La signora Novak cerca di parlarti, di rivangare quei pochi ricordi striminziti che la uniscono a Carmen, quella Vigilia nel reparto profumi o quel Ringraziamento a smistare bambole difettose nel magazzino del seminterrato. Memorie edulcorate, preservate sotto spirito e rimirate senza posa negli anni, trasformate dalla volontà e la solitudine, mantenute in vita dall’inerzia.

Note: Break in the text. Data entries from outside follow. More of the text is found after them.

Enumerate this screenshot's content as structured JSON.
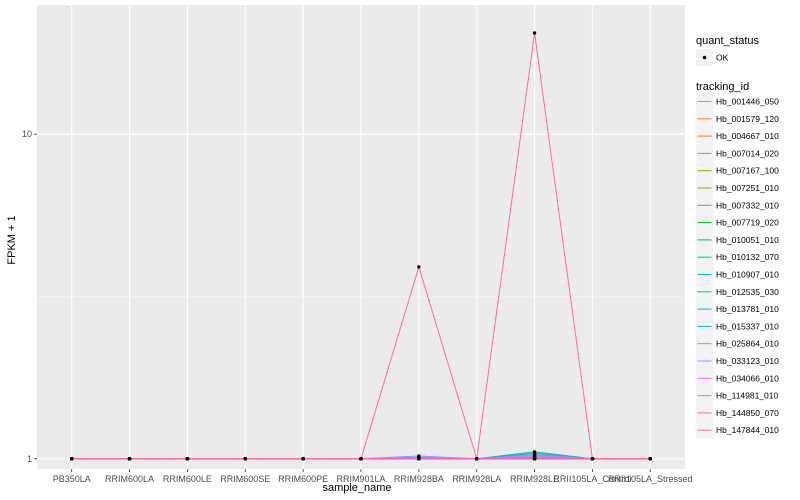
{
  "chart_data": {
    "type": "line",
    "title": "",
    "xlabel": "sample_name",
    "ylabel": "FPKM + 1",
    "y_scale": "log10",
    "ylim": [
      0.93,
      25
    ],
    "y_ticks": [
      1,
      10
    ],
    "y_tick_labels": [
      "1",
      "10"
    ],
    "grid": true,
    "legend_position": "right",
    "categories": [
      "PB350LA",
      "RRIM600LA",
      "RRIM600LE",
      "RRIM600SE",
      "RRIM600PE",
      "RRIM901LA",
      "RRIM928BA",
      "RRIM928LA",
      "RRIM928LE",
      "RRII105LA_Control",
      "RRII105LA_Stressed"
    ],
    "quant_status_legend": {
      "title": "quant_status",
      "entries": [
        "OK"
      ]
    },
    "legend_title": "tracking_id",
    "series": [
      {
        "name": "Hb_001446_050",
        "color": "#F8766D",
        "values": [
          1,
          1,
          1,
          1,
          1,
          1,
          1,
          1,
          1,
          1,
          1
        ]
      },
      {
        "name": "Hb_001579_120",
        "color": "#EC8239",
        "values": [
          1,
          1,
          1,
          1,
          1,
          1,
          1,
          1,
          1,
          1,
          1
        ]
      },
      {
        "name": "Hb_004667_010",
        "color": "#DB8E00",
        "values": [
          1,
          1,
          1,
          1,
          1,
          1,
          1,
          1,
          1,
          1,
          1
        ]
      },
      {
        "name": "Hb_007014_020",
        "color": "#C79800",
        "values": [
          1,
          1,
          1,
          1,
          1,
          1,
          1,
          1,
          1,
          1,
          1
        ]
      },
      {
        "name": "Hb_007167_100",
        "color": "#AEA200",
        "values": [
          1,
          1,
          1,
          1,
          1,
          1,
          1,
          1,
          1,
          1,
          1
        ]
      },
      {
        "name": "Hb_007251_010",
        "color": "#8FAA00",
        "values": [
          1,
          1,
          1,
          1,
          1,
          1,
          1,
          1,
          1,
          1,
          1
        ]
      },
      {
        "name": "Hb_007332_010",
        "color": "#64B200",
        "values": [
          1,
          1,
          1,
          1,
          1,
          1,
          1,
          1,
          1,
          1,
          1
        ]
      },
      {
        "name": "Hb_007719_020",
        "color": "#00B81B",
        "values": [
          1,
          1,
          1,
          1,
          1,
          1,
          1,
          1,
          1,
          1,
          1
        ]
      },
      {
        "name": "Hb_010051_010",
        "color": "#00BD5C",
        "values": [
          1,
          1,
          1,
          1,
          1,
          1,
          1,
          1,
          1,
          1,
          1
        ]
      },
      {
        "name": "Hb_010132_070",
        "color": "#00C08E",
        "values": [
          1,
          1,
          1,
          1,
          1,
          1,
          1.01,
          1,
          1.05,
          1,
          1
        ]
      },
      {
        "name": "Hb_010907_010",
        "color": "#00C1B7",
        "values": [
          1,
          1,
          1,
          1,
          1,
          1,
          1,
          1,
          1.04,
          1,
          1
        ]
      },
      {
        "name": "Hb_012535_030",
        "color": "#00BDD4",
        "values": [
          1,
          1,
          1,
          1,
          1,
          1,
          1,
          1,
          1.03,
          1,
          1
        ]
      },
      {
        "name": "Hb_013781_010",
        "color": "#00B5EE",
        "values": [
          1,
          1,
          1,
          1,
          1,
          1,
          1,
          1,
          1.02,
          1,
          1
        ]
      },
      {
        "name": "Hb_015337_010",
        "color": "#00A7FF",
        "values": [
          1,
          1,
          1,
          1,
          1,
          1,
          1,
          1,
          1.01,
          1,
          1
        ]
      },
      {
        "name": "Hb_025864_010",
        "color": "#7F96FF",
        "values": [
          1,
          1,
          1,
          1,
          1,
          1,
          1.02,
          1,
          1.03,
          1,
          1
        ]
      },
      {
        "name": "Hb_033123_010",
        "color": "#BC81FF",
        "values": [
          1,
          1,
          1,
          1,
          1,
          1,
          1.01,
          1,
          1.02,
          1,
          1
        ]
      },
      {
        "name": "Hb_034066_010",
        "color": "#E26EF7",
        "values": [
          1,
          1,
          1,
          1,
          1,
          1,
          1,
          1,
          1.02,
          1,
          1
        ]
      },
      {
        "name": "Hb_114981_010",
        "color": "#F863DF",
        "values": [
          1,
          1,
          1,
          1,
          1,
          1,
          1.01,
          1,
          1.01,
          1,
          1
        ]
      },
      {
        "name": "Hb_144850_070",
        "color": "#FF62BF",
        "values": [
          1,
          1,
          1,
          1,
          1,
          1,
          1,
          1,
          1,
          1,
          1
        ]
      },
      {
        "name": "Hb_147844_010",
        "color": "#FF6A98",
        "values": [
          1,
          1,
          1,
          1,
          1,
          1,
          3.9,
          1,
          20.5,
          1,
          1
        ]
      }
    ]
  }
}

Le amiche più care sono insondabili terrori. Quasi scivoli per le scale, mentre un altro treno sferraglia e fa tremare la ringhiera e guaire un cane dietro una porta da cui pende un Mezuzah impolverato. L’aria è ferma, non un raggio di luna a far da paio con il lampione solitario all’angolo. Pochi passanti, intirizziti e stretti nei loro cappotti usurati, si affrettano a tornare al chiuso. La metropolitana restituisce solo corpi innamorati e avviluppati nella presunzione tipica del giovane amore, uomini e donne carichi di pacchi e buste, saltimbanchi truccati di ritorno da un gelido pomeriggio a Central Park. Ritrovi il marciapiede, terreno solido come l’odore di fogna dei tombini, il gracchiare di una messa di Natale in spagnolo diffusa da una radio a valvole, il profilo curvo del bottegaio che trascina dentro l’ultima cassa di mele cotogne. A pochi passi dai tuoi mocassini di daino schizzati di fango, un uomo afroamericano sparge manciate di sale grosso sul marciapiede, mentre un predicatore e un comunista preannunciano allo stesso tempo la fine del mondo e la salvezza ai due lati opposti della strada.